As concert attendees filled the Gussman Concert Hall, they were provided with a concert program that included a comprehensive list of the pieces to be performed by the orchestra, as well as a detailed calendar of events hosted by TU’s School of Music. To enhance the audience’s connection with the orchestra’s talented members, the program also featured a complete roster, allowing attendees to gain insight into the diverse range of majors and academic backgrounds represented within the ensemble. Wagner believed that this additional information would foster a deeper appreciation for the orchestra’s talented musicians and their unique contributions to the performance.
The concert opened with an energetic display of the “Ruslan and Lyudmila Overture,” an opera in five acts originally composed by Russian composer Mikhail Glinka between 1837 and 1842. After this exhilarating piece, Wagner extended a warm welcome to the audience, setting the stage for the introduction of guest conductor, Joshua Lowery. Lowery, a distinguished alumnus of TU’s School of Music and currently an adjunct instructor at TU, then graced the stage and skillfully led the ensemble through Variations on a Shaker Melody from Aaron Copland’s Appalachian Spring.
The concert continued as Wagner returned to the stage to guide the audience through the remaining segments of the performance. The next piece, or rather pieces, on the program was the orchestral suite from Pelléas and Mélisande, “Op. 80.” This suite, inspired by a play that delves into the poignant love story of the titular characters, comprises four movements. The suite commenced with Prélude and continued with the second movement, Fileuse, and third movement, Sicilienne, before ending with a sorrowful serenade of Mort de Melissande.

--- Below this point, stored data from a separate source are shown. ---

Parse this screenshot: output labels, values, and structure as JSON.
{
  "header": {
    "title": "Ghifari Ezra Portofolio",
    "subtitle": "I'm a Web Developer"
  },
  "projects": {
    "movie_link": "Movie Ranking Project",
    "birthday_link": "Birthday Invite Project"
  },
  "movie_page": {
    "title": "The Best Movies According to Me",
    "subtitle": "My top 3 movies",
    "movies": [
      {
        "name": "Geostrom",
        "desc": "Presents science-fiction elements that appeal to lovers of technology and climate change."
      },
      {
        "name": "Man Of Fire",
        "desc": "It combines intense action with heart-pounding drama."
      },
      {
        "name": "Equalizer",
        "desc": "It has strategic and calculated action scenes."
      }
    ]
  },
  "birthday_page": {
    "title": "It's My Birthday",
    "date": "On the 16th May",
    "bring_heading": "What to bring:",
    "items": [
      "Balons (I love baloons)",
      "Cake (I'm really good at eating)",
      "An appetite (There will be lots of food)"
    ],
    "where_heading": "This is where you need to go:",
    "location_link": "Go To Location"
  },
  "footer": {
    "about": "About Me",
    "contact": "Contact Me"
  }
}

The grand finale of the evening featured “The Wasps (Overture),” an incidental masterpiece composed by the renowned British composer Ralph Vaughan Williams in 1909. As the final notes resonated through the hall, the audience responded with thunderous applause, showing their appreciation for the orchestra’s captivating performance. The attendees eagerly looked forward to the remaining events of Homecoming Week, which promised to be a memorable experience. This performance marked the TU Symphony Orchestra’s last concert for 2023, with their next one scheduled for Feb. 12.